This is what a housing collapse looks like...
Two months ago, China’s rapidly expanding high-speed rail network was a badge of national honour – or “a major achievement of China’s technology innovation” in the words of the Ministry of Railways.
The deadly train crash near the city of Wenzhou at the end of July is now prompting something of a rethink (see WiC117). So perhaps it shouldn’t come as a surprise that analysts are also beginning to ask more questions about another of the government’s mega-construction projects: the aggressive push in low-income housing construction.
Premier Wen Jiabao rolled out grand plans in March this year for 36 million units of public housing as part of the current five-year plan (from 2011 to 2015).
Last month he announced that construction of more than 5 million units had already begun, taking work more than halfway towards the target of 10 million units for the year.
That should be greeted as good news, right? Well, not quite as much as it might have been before the Wenzhou rail smash. In fact, Wen’s statement prompted some to query the quality of the buildings now being put up so fast.
That’s because, as of the end of May, only 3.4 million units had been started which suggests that work must have been fast-tracked on the following 1.6 million over the last two months.

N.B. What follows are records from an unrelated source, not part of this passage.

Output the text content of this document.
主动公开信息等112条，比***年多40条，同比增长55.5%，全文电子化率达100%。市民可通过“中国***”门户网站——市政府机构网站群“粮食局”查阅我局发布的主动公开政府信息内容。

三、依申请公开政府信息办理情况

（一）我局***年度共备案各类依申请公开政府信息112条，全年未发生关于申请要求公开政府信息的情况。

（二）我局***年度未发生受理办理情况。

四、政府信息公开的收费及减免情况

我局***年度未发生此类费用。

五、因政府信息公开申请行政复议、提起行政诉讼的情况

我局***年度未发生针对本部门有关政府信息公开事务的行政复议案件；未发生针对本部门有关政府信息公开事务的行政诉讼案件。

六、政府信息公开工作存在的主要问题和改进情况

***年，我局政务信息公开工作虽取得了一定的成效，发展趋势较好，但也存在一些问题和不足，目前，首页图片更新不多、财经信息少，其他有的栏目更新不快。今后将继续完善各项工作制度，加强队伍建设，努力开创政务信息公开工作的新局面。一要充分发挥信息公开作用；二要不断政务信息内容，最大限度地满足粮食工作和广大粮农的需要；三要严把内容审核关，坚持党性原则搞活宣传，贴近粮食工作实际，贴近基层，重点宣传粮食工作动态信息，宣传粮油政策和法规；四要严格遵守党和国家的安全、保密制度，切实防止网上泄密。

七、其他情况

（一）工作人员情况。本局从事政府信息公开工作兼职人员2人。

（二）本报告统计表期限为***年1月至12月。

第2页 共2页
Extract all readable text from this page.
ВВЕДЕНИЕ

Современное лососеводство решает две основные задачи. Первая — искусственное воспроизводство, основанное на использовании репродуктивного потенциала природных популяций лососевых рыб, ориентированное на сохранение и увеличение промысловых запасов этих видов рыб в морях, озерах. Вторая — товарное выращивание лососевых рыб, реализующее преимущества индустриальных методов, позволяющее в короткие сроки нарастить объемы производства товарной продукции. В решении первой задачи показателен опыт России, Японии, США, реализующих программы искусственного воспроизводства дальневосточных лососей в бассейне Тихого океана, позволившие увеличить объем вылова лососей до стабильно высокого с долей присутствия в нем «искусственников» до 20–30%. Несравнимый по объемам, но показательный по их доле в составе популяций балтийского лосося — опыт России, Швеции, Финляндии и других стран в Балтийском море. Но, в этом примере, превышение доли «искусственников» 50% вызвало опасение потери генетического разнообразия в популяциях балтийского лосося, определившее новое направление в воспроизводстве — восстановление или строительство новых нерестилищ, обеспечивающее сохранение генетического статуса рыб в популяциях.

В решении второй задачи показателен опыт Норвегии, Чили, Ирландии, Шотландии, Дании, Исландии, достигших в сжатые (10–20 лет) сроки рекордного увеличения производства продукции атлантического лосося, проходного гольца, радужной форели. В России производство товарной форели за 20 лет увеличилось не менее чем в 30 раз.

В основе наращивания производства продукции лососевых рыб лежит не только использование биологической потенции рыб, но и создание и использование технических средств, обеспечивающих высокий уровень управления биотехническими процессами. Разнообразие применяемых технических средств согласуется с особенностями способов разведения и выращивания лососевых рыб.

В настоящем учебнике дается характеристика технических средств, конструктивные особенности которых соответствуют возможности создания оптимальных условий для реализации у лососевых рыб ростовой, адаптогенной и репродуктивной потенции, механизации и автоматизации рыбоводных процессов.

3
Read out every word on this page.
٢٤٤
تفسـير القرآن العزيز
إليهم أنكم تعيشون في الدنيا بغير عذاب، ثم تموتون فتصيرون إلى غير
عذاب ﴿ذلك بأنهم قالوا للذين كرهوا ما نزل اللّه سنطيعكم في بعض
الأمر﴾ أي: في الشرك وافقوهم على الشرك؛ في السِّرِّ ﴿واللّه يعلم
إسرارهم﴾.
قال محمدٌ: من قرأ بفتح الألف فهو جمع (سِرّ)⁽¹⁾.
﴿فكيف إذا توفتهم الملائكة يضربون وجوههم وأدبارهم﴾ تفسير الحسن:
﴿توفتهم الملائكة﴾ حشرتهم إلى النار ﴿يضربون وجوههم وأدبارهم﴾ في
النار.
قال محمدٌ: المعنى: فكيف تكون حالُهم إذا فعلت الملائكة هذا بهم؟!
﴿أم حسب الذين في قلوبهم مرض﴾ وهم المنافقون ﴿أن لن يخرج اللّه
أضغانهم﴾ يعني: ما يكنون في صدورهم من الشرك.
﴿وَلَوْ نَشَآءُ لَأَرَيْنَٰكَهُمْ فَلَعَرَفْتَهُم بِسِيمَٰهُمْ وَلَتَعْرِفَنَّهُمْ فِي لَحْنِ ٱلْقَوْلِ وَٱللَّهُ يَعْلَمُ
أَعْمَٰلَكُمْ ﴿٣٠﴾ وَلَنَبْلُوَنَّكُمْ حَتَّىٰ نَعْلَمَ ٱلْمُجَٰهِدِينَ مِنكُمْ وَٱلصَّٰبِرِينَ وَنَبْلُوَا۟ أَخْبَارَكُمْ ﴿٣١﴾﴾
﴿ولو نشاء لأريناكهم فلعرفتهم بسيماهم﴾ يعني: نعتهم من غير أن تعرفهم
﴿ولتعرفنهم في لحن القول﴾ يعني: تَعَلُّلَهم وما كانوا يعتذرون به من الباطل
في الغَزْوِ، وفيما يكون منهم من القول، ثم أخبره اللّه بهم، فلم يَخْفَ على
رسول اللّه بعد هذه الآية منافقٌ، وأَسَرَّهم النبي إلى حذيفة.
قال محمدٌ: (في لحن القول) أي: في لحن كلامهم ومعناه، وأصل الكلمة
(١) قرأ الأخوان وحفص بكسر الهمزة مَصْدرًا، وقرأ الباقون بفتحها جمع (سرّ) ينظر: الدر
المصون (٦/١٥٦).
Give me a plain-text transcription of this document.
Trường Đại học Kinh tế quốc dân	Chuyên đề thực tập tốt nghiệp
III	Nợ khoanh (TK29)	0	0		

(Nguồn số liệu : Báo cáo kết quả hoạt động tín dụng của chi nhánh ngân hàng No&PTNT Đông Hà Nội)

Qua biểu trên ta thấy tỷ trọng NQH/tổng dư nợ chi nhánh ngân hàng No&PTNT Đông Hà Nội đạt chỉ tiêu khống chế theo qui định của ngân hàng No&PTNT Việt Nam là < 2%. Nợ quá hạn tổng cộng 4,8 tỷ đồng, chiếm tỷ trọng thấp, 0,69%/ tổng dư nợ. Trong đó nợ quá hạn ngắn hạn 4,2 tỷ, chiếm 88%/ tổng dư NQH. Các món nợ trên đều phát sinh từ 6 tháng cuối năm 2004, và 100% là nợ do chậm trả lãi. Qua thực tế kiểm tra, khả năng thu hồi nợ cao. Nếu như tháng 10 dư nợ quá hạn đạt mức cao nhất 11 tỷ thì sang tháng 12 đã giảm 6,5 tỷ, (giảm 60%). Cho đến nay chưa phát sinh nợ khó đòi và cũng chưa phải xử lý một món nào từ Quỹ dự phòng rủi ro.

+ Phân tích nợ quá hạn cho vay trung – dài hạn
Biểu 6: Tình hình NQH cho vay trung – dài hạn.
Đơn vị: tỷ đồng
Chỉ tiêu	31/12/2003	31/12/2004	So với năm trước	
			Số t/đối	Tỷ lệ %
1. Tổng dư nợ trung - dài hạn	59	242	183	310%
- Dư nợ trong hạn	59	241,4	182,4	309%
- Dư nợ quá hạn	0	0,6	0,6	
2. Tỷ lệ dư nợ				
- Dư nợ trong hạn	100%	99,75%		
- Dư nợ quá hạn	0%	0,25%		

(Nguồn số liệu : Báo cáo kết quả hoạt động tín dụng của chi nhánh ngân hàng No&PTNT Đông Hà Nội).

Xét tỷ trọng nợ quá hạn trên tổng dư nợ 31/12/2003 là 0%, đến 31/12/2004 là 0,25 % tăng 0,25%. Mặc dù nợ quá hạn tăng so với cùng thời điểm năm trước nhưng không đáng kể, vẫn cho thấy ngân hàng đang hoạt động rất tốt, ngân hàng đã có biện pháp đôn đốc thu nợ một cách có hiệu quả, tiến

Numbers in China are often large. But by any standards that’s a rapid pace of construction and it’s now raising questions about the quality of work.
And not in the letters column of some obscure architectural magazine, either. “If low-income housing construction is blindly devoted to speed, then like the frequent accidents we’ve seen recently, problems will keep occurring… and potentially even end in tragedy,” warned an article in national broadsheet the People’s Daily, published only a few days after the train accident.
There have also been reports of slapdash construction on recently-finished low-income housing. An affordable housing project near Anqing City in Anhui Province was completed only two years ago but has been receiving numerous complaints from residents, says Century Weekly. Paint has been peeling off walls and ceilings are falling apart. Some residents say their homes are now too dangerous to reside in.
To assuage wider public concern, government spokesmen say a campaign will be launched to check affordable housing quality. Reuters also reported last week that the government is looking to lower completion targets for 2012. “China will make sure that construction proceeds at a reasonable pace,” said Minister of Finance Xie Xuren earlier this month.
That might create problems too. The low-income push has been positioned as crucial assistance for ordinary Chinese to buy their own homes. Although not mentioned as explicitly, policymakers also hope it will take some of the steam out of property prices in some cities.
But there could also be a wider economic impact. HSBC research out this month suggests that a 20% decrease in social housing units built could wipe out Rmb264 billion ($40 billion) of investment.
The delay would then feed through into the broader economy, since the property sector is said to contribute about 10% of the country’s GDP.